If their predictions are true, investors can take certain steps to handle a long-term low-return stock market, according to an article in the Association's Journal of Financial Planning:

• Be more realistic in your expectations. The annual real return of the S&P index from 1950 to 1999 was a very robust 10.3 percent; investors should not simply use those numbers as "the norm."

• Save more. An investor who is 40 years old with no savings would have to save 43 percent more each year if the real rate of return is 3.5 percent instead of 5 percent.

• Lower stock allocations by 10 to 15 percent and minimize investment expenses as much as possible.

• Don't concentrate your portfolio on a stock or market sector in a gamble to make up for losses. Instead, diversify beyond stocks and corporate bonds to include such assets as real estate stocks and inflation-adjusted Treasury bonds. (See story)

Will older workers stay on the job?

Despite the market selloff and fears of a double-dip recession, companies are poised to finally step up hiring again.

A survey conducted by Management Recruiters International shows that managers, executives, professionals, salespeople and technical workers are in demand. Of nearly 1,400 executives polled, 42.4 percent indicated plans to hire workers during the second half of 2002, up four percentage points from the first half of the year. And only 8.5 percent of those polled planned to cut jobs, down by 3.8 percentage points.

But who do executives plan to hire? It may be older workers. According to outplacement firm Challenger, Gray & Christmas, the loss of 401(k) wealth stemming from Wall Street's collapse may force many older Americans to make a difficult choice: work longer or spend less in retirement.

If they decide to postpone retirement, it will "wreak havoc" on the economy, warns company CEO, John Challenger. More older employees at work, he says, will lead companies to hire fewer young recruits. It will also become more difficult for them to move up the corporate ladder.

In addition, Challenger says retirees – the fastest growing segment of the population – will have fewer opportunities to spend their already-dwindling assets.

Cable bills rise despite deregulation

Cable rates have shot up far more than inflation despite the federal government's effort to deregulate the telecommunications industry and foster competition.

Consumers Union, which publishes Consumer Reports magazine, claims that rates have risen 45 percent since 1996, when the Telecommunications Act passed, ordering the deregulation of the cable industry.

Industry officials dispute those numbers because deregulation didn't actually begin until 1999. The National Cable & Telecommunications Association says cable rates increased about 17 percent during the three-year period of deregulation.

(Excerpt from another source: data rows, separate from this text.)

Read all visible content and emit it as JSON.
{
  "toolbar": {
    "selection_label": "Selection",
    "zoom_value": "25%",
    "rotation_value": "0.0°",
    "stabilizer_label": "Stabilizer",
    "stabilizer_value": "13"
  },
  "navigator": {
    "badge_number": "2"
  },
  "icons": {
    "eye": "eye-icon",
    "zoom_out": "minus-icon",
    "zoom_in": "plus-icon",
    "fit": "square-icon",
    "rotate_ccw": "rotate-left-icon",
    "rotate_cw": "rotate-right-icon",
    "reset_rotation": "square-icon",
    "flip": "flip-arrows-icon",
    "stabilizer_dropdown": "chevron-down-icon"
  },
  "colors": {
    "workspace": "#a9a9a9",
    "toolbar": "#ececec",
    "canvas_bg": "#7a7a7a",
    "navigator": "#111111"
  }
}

Competitive pricing – leading to lower cable rates – was a key goal of the hard-fought legislation. But Consumers Union says that hasn't happened, in part because cable companies have tried to dominate the market and edge out competitors like satellite television.

The union is calling on Congress to shift oversight of cable companies to local regulators, much like the telephone companies, because the cable industry is vulnerable to abuse.

The industry claims that infrastructure, programming, and other new costs have forced up prices.